The big news around PLF this week was, of course, the announcement of our next President and CEO Steven Anderson. We are all very excited to work with him in the near future. In the meantime, PLF attorneys have had another busy week in the nation’s courts.
Chilling free speech by labeling it as “professional conduct”
We filed a brief asking a full panel of the Eighth Circuit Court of Appeals to rehear our case on behalf of Leslie Young. Leslie Young is an advertising broker who is prohibited from listing homes for sale by owner on a website she runs. The State of Nebraska claims this makes here an unlicensed real estate broker and that she cannot advertise properties in that state. The Eighth Circuit held that there is no First Amendment problem because the state is regulating only “professional conduct,” not speech. For more on this, see our blog post here.

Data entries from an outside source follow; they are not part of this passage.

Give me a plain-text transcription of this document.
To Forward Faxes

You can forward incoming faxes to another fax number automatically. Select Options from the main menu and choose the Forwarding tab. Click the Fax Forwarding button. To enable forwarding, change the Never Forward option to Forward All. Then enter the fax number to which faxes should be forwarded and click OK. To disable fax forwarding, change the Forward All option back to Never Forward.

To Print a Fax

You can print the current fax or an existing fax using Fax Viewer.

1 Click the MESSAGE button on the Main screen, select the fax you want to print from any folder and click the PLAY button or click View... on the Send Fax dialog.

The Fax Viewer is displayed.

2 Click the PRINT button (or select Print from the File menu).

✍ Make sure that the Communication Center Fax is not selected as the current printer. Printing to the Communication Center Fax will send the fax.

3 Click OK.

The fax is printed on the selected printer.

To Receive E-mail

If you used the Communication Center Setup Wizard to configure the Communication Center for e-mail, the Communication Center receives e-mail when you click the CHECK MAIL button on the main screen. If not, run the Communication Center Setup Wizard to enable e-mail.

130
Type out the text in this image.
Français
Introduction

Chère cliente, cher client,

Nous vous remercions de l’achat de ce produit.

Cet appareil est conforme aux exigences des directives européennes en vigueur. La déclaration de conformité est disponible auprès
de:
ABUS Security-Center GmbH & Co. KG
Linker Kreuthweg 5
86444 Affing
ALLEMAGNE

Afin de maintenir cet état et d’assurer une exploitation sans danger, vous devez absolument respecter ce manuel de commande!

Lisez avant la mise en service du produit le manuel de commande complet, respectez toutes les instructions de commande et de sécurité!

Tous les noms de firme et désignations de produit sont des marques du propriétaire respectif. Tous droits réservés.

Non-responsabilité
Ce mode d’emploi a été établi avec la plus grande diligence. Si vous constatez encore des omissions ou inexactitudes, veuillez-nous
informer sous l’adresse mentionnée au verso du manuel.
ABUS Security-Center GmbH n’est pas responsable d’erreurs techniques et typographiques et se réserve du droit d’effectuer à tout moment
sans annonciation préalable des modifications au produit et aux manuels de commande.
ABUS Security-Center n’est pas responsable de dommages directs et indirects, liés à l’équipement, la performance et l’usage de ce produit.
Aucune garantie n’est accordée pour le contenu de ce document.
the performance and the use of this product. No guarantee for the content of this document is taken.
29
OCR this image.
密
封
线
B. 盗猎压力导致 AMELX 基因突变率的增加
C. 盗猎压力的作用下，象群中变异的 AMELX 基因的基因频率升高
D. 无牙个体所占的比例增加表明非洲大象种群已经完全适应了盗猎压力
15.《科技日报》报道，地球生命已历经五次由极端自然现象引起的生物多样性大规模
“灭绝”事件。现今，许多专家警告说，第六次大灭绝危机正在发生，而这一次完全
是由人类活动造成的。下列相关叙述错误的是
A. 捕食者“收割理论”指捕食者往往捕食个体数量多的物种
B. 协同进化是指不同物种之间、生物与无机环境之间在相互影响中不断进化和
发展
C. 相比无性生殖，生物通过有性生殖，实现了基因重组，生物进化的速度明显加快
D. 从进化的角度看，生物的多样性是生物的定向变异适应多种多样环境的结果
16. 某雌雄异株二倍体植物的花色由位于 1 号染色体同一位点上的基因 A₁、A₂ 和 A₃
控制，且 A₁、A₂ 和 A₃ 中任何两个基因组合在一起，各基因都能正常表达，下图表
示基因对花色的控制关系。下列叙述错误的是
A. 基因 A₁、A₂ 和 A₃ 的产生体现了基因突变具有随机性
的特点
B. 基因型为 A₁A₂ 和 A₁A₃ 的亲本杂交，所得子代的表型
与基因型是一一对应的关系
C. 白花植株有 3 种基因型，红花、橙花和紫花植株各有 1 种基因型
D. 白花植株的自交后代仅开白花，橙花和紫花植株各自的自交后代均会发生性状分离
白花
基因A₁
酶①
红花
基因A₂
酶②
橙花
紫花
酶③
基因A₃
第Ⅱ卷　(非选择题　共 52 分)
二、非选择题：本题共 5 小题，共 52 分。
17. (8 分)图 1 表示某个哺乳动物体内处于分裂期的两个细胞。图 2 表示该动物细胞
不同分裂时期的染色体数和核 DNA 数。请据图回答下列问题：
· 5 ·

Property rights — Adverse decision on land use decision from Washington State
The Washington Court of Appeals issued this adverse opinion in Kinderace v. City of Sammamish. In Kinderace we argued on appeal that a landowner was entitled to a “reasonable use exception” to use a parcel and the denial of that exception was a taking. The City argues that because the owner was able to use a related subdivided parcel, created with a boundary line adjustment, there was no taking.
Economic liberty — Short-term rental ban
PLF filed an amicus brief supporting the rights of a Nashville family to rent and advertise their home. A Nashville ordinance limits the number of non-owner-occupied properties used for short-term rentals to only three percent of properties within a census tract, and completely prohibits any type of advertising of short-term rentals on-site. PLF argues that both of these bans violate the Andersons’ rights under the First and Fourteenth Amendment to the Constitution.
Property rights — Eminent domain
The infamous Supreme Court decision in Kelo v. City of New London, held that the United States Constitution does not prohibit government taking private property through eminent domain for the purpose of economic development. In response to Kelo, many states enacted laws and state constitutional reforms restricting the use of eminent domain under state law. Now before the Louisiana Supreme Court is a case asking whether the Louisiana Constitution forbids the taking of private property through eminent domain for the purpose of economic development. PLF’s brief argues that the Louisiana’ Constitution’s “Public Purpose Clause” should be construed narrowly, and should forbid the use of eminent domain for economic development.